If you could have your way, Brother, you’d wear a garland of those white-and-yellow cigarettes around your neck, proudly parade it in front of Dad, and say with the sly smile of yours, “Here, Dad, meet your daughter-in-law. Next month, when I go to Guwahati, I’ll take her with me.”
I can already picture Dad, his lips pressed into a thin line, his head shaking slowly, not a single word spoken. His disapproval bothered us both; it had always cut deeper than his silence. And you, pretending not to notice, would toss the garland onto your table. “Weren’t you supposed to bring vegetables?” Dad would eventually ask, still shaking his head. Just as he’d turned to leave, he’d pause, look back at you and ask, “Were you saying something to me just now?”
The same dance, unspoken and unfinished, playing out between the two of you, year after year.
If Mom were here between the two of you, she would have put an end to this little charade in a heartbeat. She’d have snatched the cigarette right out of your hand, probably thrown the whole packet into the sink, and scolded both you and Dad until you were forced to sit at the table together. But she isn’t here. And maybe that’s where it all began. The day she left us so suddenly.
You’ve been carrying her absence like a wound that never heals, Brother. You have been blaming yourself for her death. Silently enduring the pain of loss and suffering in ways no one should ever suffer. I’ve seen you cry in your sleep. I’ve watched you sit awake all night, whispering those same unanswerable questions to yourself.
But tell me, how could it ever have been your fault, Brother? You had gone to write your final exam that day. You couldn’t have known the neighbour’s gas cylinder would explode. You couldn’t have known Mom would be in the kitchen with me, her hands guiding mine as she showed me how to roll dough for puri and prepare kheer, the sweet dish we were making to celebrate your graduation.
You couldn’t have known that half our home would vanish in that single blast.
Dad was standing right outside when it all happened. He was buying vegetables and haggling with the vendor, talking over him to remind him he couldn’t be fooled easily. He was just turning towards our home when the explosion shook the ground. The blast was so violent that it damaged his hearing forever. He fell on the ground immediately, unconscious and unable to get back up without needing assistance from our neighbours, who came running out of their homes following the noise.
And you, when you heard what had happened, you came running back too, Brother.
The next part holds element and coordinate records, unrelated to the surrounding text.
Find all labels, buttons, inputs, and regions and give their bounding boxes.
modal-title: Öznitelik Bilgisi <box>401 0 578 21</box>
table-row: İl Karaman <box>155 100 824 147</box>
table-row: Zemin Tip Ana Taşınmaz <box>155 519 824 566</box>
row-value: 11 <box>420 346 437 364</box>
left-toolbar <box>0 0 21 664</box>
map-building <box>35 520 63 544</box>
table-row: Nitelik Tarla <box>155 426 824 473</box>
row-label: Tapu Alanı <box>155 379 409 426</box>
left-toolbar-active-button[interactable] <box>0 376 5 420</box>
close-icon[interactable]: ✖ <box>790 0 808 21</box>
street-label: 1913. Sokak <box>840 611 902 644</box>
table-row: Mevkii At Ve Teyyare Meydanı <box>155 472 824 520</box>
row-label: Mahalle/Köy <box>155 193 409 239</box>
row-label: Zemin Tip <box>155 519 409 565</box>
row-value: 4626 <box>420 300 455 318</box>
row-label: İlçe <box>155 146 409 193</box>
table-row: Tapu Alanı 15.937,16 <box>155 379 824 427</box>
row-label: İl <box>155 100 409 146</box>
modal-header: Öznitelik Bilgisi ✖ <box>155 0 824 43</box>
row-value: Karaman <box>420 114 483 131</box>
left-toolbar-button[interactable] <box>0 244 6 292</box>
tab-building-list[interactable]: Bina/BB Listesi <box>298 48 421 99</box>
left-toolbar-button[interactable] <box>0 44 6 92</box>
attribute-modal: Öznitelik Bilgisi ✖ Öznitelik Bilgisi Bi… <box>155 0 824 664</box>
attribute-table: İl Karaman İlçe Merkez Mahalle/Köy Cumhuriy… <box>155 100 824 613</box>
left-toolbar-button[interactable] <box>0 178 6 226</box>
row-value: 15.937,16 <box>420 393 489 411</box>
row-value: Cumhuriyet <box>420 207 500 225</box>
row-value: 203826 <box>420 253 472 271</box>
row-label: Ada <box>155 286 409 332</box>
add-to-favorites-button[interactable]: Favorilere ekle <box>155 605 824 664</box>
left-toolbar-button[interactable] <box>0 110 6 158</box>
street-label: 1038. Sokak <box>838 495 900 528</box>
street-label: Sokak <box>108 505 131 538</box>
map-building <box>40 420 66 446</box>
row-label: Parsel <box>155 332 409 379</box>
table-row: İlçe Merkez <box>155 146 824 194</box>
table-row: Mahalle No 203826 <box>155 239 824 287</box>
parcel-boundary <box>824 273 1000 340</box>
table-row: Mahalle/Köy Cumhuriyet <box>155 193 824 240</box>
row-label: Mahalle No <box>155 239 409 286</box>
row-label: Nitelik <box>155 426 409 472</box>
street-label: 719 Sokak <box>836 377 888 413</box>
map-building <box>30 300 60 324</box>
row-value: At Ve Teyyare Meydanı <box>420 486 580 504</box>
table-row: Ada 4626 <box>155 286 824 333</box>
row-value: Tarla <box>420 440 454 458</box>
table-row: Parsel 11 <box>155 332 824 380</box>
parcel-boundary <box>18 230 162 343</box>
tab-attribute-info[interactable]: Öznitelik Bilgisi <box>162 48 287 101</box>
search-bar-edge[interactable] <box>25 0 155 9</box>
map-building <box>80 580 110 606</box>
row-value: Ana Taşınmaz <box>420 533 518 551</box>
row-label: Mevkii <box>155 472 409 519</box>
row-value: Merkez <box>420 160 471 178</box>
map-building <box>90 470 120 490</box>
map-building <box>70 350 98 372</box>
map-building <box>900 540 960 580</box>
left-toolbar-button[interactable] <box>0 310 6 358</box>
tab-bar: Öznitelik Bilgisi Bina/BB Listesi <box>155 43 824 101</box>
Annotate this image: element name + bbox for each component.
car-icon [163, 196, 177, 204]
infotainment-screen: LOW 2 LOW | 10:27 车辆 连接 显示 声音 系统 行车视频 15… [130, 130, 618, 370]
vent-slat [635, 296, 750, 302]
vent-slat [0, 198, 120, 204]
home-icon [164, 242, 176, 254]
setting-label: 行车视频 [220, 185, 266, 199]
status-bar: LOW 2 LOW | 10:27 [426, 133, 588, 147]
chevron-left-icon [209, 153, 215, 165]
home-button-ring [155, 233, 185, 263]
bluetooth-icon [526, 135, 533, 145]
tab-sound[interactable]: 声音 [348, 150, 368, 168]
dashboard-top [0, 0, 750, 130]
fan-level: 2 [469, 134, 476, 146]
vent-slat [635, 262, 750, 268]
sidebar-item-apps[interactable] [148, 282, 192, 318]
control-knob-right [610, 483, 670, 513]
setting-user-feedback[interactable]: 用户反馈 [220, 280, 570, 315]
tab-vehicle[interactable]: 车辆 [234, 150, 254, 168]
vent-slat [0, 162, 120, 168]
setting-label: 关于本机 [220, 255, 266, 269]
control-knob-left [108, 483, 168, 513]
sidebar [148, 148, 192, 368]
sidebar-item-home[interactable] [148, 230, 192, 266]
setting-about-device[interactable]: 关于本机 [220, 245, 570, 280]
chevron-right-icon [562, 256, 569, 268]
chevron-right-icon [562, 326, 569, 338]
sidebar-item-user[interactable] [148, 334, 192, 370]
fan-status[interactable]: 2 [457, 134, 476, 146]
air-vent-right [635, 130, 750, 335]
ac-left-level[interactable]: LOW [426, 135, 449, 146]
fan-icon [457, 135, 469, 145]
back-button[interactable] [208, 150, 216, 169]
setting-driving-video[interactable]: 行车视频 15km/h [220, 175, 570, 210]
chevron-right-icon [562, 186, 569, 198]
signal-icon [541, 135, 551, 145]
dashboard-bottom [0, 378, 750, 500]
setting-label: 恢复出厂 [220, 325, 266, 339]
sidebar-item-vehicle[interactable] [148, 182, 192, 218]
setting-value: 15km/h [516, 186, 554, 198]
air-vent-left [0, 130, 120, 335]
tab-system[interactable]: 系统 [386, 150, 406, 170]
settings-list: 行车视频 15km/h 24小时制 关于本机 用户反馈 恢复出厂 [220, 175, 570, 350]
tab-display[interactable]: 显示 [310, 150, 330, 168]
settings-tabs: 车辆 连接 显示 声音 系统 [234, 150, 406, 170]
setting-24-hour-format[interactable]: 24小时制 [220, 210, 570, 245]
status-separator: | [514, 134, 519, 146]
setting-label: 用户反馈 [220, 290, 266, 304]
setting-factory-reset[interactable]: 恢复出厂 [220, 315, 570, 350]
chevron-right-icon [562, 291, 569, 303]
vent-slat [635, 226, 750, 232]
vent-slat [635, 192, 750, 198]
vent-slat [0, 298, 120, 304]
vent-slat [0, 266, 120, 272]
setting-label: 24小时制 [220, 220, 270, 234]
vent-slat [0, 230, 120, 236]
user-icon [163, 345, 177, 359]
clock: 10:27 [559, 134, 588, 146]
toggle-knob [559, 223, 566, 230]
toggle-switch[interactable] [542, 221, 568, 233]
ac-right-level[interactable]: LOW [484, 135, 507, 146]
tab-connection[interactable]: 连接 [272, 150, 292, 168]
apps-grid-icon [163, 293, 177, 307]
I still remember it as clear as the day: you didn’t call out for Mom when you ran through the crowd that had gathered outside our home. You kept calling my name. Through the rising black smoke, your voice was all I heard. And then soon, you emerged through the crowd.
You noticed me on the ground, barely alive, but I was already fading. You watched people carry our mother’s lifeless body towards the door. Looking at you rushing towards me a deeply held sigh left my burnt lips. The shirt Mom had ironed for you last night, ironed and creased perfectly for your exam, was now torn into strips. Soaked in blood as you wrapped my wounds.
Soon, I had no strength left in me. My lungs filled with smoke, my eyes closed against my will. The last thing I heard was your voice shouting my name. For one fleeting moment, my heart stirred, and then, silence.
I saw you clutch my hand, your eyes fixed on the burning house. And I, already a shadow by then, stood behind you, resting my hand on your shoulder. You didn’t see me, but I watched you watching the flames with a hatred that could burn brighter than the fire itself.
And then, through the smoke, I saw her again.
Mom walked out of the house as if the fire could not touch her. I thought I was dreaming. She came close, leaned down to me, gently smoothed my hair with her hand, and whispered, “Come on sweetheart, you can let go now. It is all okay. Come now, leave everything behind.”
How could I leave, Brother? How could I leave you this shattered behind me? The kheer we had made for you spilt all over the floor, ruined before it could even sweeten your mouth. Since then, I’ve stayed here. Lingering in this house. Not haunting, not frightening, just waiting. I think Mom left because Dad eventually learned to live on his own. But you, you’ve carried the same smoke inside you all these years. It has never left your chest.
And now, Brother, I feel my time is coming to an end too.
Take my ring off your finger. Throw it into the flames. If you can, throw it along with all your cigarettes. No amount of smoke from your cigarette would ever be able to help you cope with the same black smoke that still clings to you.